Sunday Assemblies: From "Believing Without Belonging" to "Belonging Without Believing"? When Survey and Big Data Combine to Study an Under-Theorized Phenomenon

Dr Francesco Molteni (Università degli Studi di Milano, Dipartimento di Scienze Sociali e Politiche) - Presenting Author
Dr Massimo Airoldi (Lifestyle Research Center, Emlyon Business School)

Drawing from the mixed methods literature, the authors have identified three different ways in which Big Data and Survey Research can be fruitfully combined. We intend explanatory design as the situation in which Big Data are used to explore a certain phenomenon to calibrate survey questions, to find the most appropriate administration contexts or to find specific and hard-to-reach populations. When speaking about complementary design, we mean instead a situation in which survey data and Big Data triangulate or converge within a single data structure. Lastly, with interpretative design we intend a situation in which Big Data are used to interpret or validate survey results.

The exploratory design is well suited to study phenomena which are under-theorized because it boosts the knowledge needed to develop a complete survey instrument by lessening at the same time the researcher’s biases. In this paper we provide an example of good practice for what concerns this kind of design.

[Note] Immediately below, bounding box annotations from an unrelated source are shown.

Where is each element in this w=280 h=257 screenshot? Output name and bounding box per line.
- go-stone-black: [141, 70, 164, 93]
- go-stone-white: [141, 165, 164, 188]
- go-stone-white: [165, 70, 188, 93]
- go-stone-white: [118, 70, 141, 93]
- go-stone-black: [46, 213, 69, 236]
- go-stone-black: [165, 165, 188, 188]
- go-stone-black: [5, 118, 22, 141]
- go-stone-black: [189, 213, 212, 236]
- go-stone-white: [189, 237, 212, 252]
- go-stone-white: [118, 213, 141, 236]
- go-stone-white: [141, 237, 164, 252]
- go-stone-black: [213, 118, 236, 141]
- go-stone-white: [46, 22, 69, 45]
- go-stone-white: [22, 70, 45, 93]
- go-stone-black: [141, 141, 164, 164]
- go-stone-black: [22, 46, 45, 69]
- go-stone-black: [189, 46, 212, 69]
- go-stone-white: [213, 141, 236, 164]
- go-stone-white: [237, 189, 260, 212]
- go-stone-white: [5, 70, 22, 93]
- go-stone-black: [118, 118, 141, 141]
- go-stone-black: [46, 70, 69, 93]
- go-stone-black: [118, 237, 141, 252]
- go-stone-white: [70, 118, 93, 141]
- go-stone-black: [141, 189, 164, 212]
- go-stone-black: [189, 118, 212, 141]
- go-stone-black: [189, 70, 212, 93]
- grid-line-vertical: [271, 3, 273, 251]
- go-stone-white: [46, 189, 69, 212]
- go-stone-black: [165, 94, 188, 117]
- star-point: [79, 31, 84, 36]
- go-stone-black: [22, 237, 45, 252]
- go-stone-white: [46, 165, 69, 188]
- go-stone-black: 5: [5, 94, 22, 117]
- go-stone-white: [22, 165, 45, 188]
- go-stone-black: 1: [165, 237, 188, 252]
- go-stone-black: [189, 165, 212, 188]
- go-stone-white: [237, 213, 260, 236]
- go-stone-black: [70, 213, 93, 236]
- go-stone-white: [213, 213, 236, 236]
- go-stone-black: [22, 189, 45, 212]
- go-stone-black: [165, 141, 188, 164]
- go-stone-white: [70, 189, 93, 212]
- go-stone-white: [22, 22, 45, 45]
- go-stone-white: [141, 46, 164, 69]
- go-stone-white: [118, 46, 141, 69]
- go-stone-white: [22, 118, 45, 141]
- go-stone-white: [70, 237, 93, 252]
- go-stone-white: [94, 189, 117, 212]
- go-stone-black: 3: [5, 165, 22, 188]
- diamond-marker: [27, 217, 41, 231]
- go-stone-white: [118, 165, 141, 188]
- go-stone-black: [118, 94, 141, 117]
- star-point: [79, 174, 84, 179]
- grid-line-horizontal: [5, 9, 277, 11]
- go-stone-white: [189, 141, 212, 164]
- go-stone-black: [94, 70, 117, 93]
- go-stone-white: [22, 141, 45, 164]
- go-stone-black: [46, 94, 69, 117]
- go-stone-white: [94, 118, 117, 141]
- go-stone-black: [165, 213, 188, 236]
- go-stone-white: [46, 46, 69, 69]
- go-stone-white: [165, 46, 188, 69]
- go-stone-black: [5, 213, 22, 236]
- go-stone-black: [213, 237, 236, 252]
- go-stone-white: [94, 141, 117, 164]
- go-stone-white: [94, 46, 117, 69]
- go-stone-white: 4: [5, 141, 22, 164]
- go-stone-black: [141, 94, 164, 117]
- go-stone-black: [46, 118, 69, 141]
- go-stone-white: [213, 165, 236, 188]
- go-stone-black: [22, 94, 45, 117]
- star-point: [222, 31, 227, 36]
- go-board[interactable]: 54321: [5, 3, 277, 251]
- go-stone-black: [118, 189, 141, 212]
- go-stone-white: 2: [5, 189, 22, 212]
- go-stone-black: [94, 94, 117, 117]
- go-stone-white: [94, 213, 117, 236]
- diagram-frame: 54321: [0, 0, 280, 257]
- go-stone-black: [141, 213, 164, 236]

Sunday Assemblies are kind of Atheist Churches in which members meet “to celebrate life”. There is no doctrine nor deity but a strong community mission and a strong focus on individual fulfilment. If we refer to the classic literature about religiosity, these Sunday Assemblies can be hardly placed within the classical categories of religious behaviour. In fact, they seem to share with the alternatives some kind of “holism” and “broad spirituality” as well as a focus on individual well-being. Individuals attending Sunday Assemblies practice a lot, but this practice is somehow opposed to the institutional religious practice and, of course, as those belonging to the secular category, they reject the main institutional belief.

The way in which these communities are present online makes this a perfect case for an exploratory design. Using data from 96 Sunday Assembly Facebook pages (every S.A. has its own FB page) we built a dataset containing 5590 comments to 2432 posts authored by 1861 different users. Starting from this dataset we conducted a data-driven analysis using a text mining technique known as topic modelling to identify 6 core-topics. These topics basically represent the main nodes around which the users discuss about their membership to Sunday Assemblies as well as how they define and perceive themselves as members.

Using the results of this Big Data exploratory analysis, we calibrate a web-based Survey that will be administered to the members of the FB pages with a kind of snowball approach, starting from the administrators of the main Sunday Assembly Page (TheSundayAssembly).

This two-step approach permits us to dig deeper into the more relevant features of these Atheist Churches - such as their focus on social interactions and community, their continuous boundary-work along the line between religion and atheism and their emphasis on individual fulfillment – without relying a priori on assumptions that may risk to bias the survey design.